Психоанализ хорошо объясняет, но не дает эффективных методов для изменения состояния. Энергия психоаналитического процесса окажется потраченной зря, если цель пациента — немедленная перемена общего настроения. Когда я слышу о психоанализе как о средстве борьбы с депрессией, мне представляется человек, стоящий на песчаной отмели и палящий из пулемета по наступающему приливу. Впрочем, у психодинамических методов, выросших из психоанализа, есть своя жизненно важная роль. Неизученную жизнь редко удается привести в норму без тщательного рассмотрения, а урок психоанализа в том, что подобное рассмотрение почти всегда информативно. В наше время наибольшим спросом пользуются те школы психотерапии, где клиент рассказывает врачу о своих чувствах и переживаниях в настоящее время. Рассказывать о депрессии — многие годы считалось лучшим средством борьбы с ней. Это и сейчас одно из самых действенных средств. «Делай заметки, — писала Вирджиния Вулф в «Годах», — и боль пройдет». Этот процесс лежит в основе большинства методов психотерапии. Роль врача — внимательно слушать, как клиент приходит в соприкосновение со своими истинными побуждениями, чтобы понять, почему он поступает так, как поступает. Большая часть психодинамических методов базируется на принципе: назвать нечто — средство этим овладеть, а знание источника проблемы полезно для ее решения. Однако такие школы не останавливаются на знании — они учат способам запрячь знание в терапевтических целях. Врач может сделать некоторые высказывания не оценочного характера, которые дадут клиенту достаточное понимание, чтобы изменить свое поведение и улучшить свою жизнь. Депрессию часто вызывает изолированность. Хороший психотерапевт может помочь депрессивному человеку войти в контакт с окружающими его людьми и выстроить структуры поддержки, которые умерят силу депрессии.
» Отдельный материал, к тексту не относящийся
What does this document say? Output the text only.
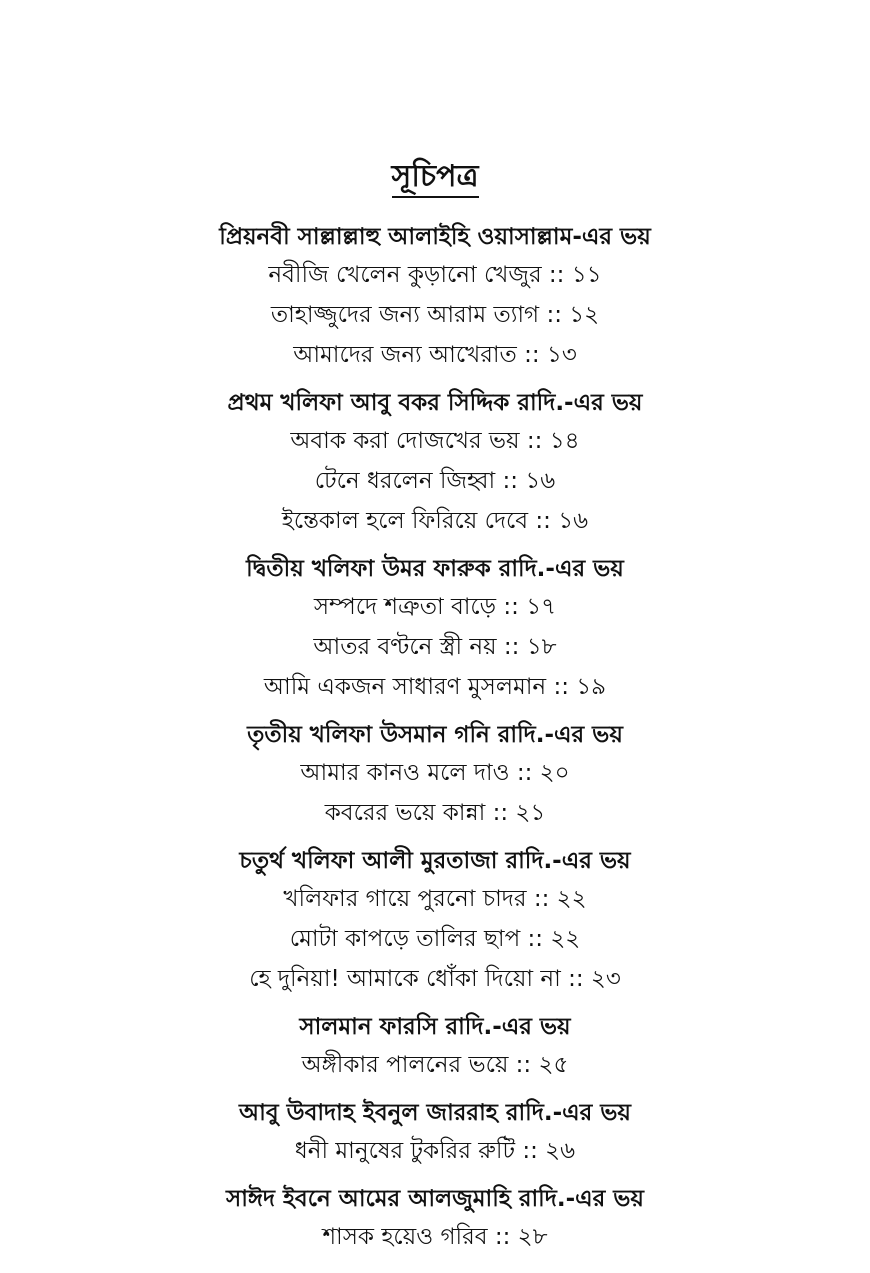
সূচিপত্র
প্রিয়নবী সাল্লাল্লাহু আলাইহি ওয়াসাল্লাম-এর ভয়
নবীজি খেলেন কুড়ানো খেজুর :: ১১
তাহাজ্জুদের জন্য আরাম ত্যাগ :: ১২
আমাদের জন্য আখেরাত :: ১৩
প্রথম খলিফা আবু বকর সিদ্দিক রাদি.-এর ভয়
অবাক করা দোজখের ভয় :: ১৪
টেনে ধরলেন জিহ্বা :: ১৬
ইন্তেকাল হলে ফিরিয়ে দেবে :: ১৬
দ্বিতীয় খলিফা উমর ফারুক রাদি.-এর ভয়
সম্পদে শত্রুতা বাড়ে :: ১৭
আতর বণ্টনে স্ত্রী নয় :: ১৮
আমি একজন সাধারণ মুসলমান :: ১৯
তৃতীয় খলিফা উসমান গনি রাদি.-এর ভয়
আমার কানও মলে দাও :: ২০
কবরের ভয়ে কান্না :: ২১
চতুর্থ খলিফা আলী মুরতাজা রাদি.-এর ভয়
খলিফার গায়ে পুরনো চাদর :: ২২
মোটা কাপড়ে তালির ছাপ :: ২২
হে দুনিয়া! আমাকে ধোঁকা দিয়ো না :: ২৩
সালমান ফারসি রাদি.-এর ভয়
অঙ্গীকার পালনের ভয়ে :: ২৫
আবু উবাদাহ ইবনুল জাররাহ রাদি.-এর ভয়
ধনী মানুষের টুকরির রুটি :: ২৬
সাঈদ ইবনে আমের আলজুমাহি রাদি.-এর ভয়
শাসক হয়েও গরিব :: ২৮
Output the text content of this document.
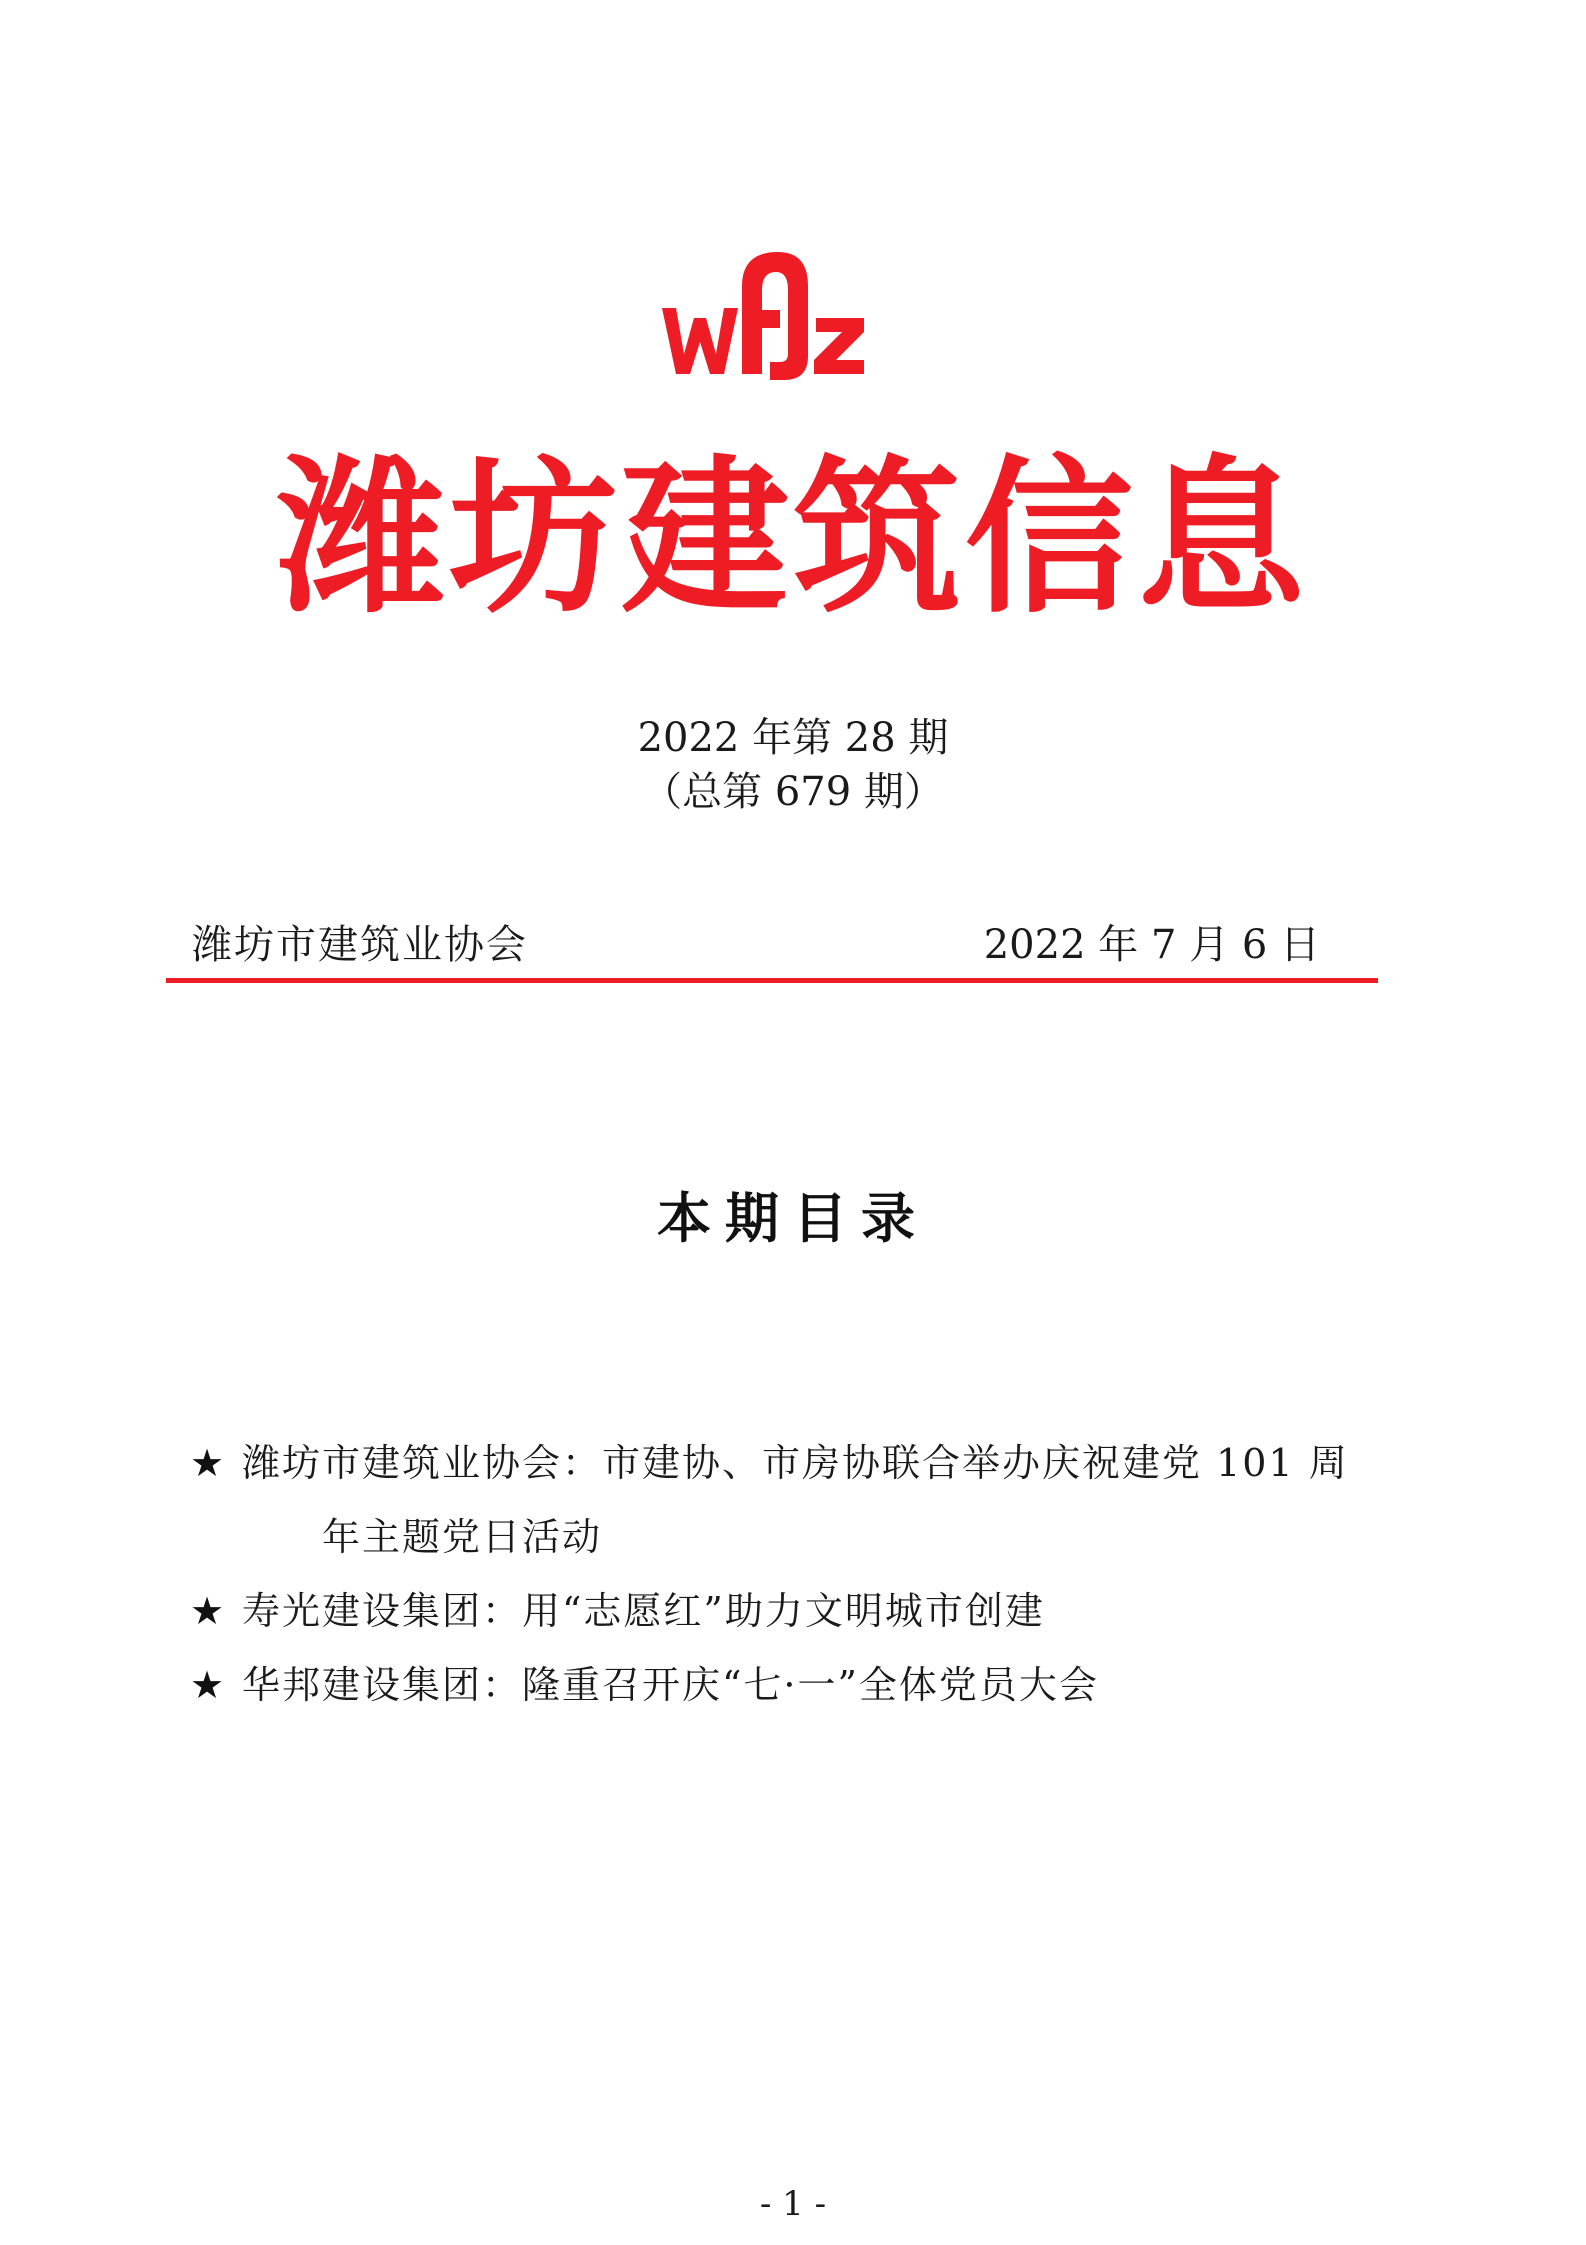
潍坊建筑信息
2022 年第 28 期
（总第 679 期）
潍坊市建筑业协会	2022 年 7 月 6 日
本期目录
★ 潍坊市建筑业协会：市建协、市房协联合举办庆祝建党 101 周
年主题党日活动
★ 寿光建设集团：用“志愿红”助力文明城市创建
★ 华邦建设集团：隆重召开庆“七·一”全体党员大会
- 1 -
Встречаются, впрочем, такие ортодоксы, для которых подобные эмоциональные откровения лишены смысла. «Кому какое дело до мотивов и источников? — спрашивает Доналд Клайн, ведущий психофармаколог Колумбийского университета. Никто до сих пор не сверг Фрейда, потому что ни у кого нет теории, хоть немного лучшей, чем теория интернализованного конфликта. Главное, что теперь мы умеем это лечить; а философствование на тему, откуда что берется, пока что не принесло ни малейшей терапевтической пользы».

Это верно, лекарства дарят свободу, но нам должно быть дело и до источников недуга. Стивен Хайман, директор NIMH, говорит: «При сердечно-сосудистых заболеваниях мы не просто выписываем рецепт на лекарства. Мы также советуем людям снизить уровень холестерина, даем им комплекс упражнений, предлагаем диету и, скажем, контроль за стрессом. Комбинированный процесс не уникален в лечении душевных болезней. Спор о методах медикаментозного лечения или лечения психотерапевтического нелеп. Оба эти вопроса относятся к эмпирическим. Мое личное философское предубеждение таково, что они должны работать вместе, поскольку лекарства сделают людей более доступными психотерапии, помогут запустить спиралевидное движение вверх». Эллен Франк провела ряд исследований, показавших, что психотерапия далеко не так эффективна, как лекарства, для вывода людей из депрессии, но имеет предохранительный эффект против рецидивов. Хотя интерпретировать данные в этой области трудно, в целом они заставляют полагать, что комбинация лекарств и психотерапии работает лучше, чем каждый из этих методов по отдельности. «Это стратегия лечения для предотвращения следующего приступа депрессии, — говорит она. — Мне не ясно, какое место в будущем здравоохранении будет отведено комплексным подходам к лечению, и это пугает». Мартин Келлер, сотрудник психологического факультета университета Брауна, работающий в составе межуниверситетской исследовательской группы, в одном из недавних обследований депрессивных больных установил: менее половины из них испытали значительные улучшения только благодаря лекарствам, менее половины получили значительное улучшение благодаря когнитивно-бихевиоральной психотерапии, более 80 % испытали значительное улучшение в результате применения обоих методов. Доводы в пользу комбинированной терапии практически невозможно оспорить.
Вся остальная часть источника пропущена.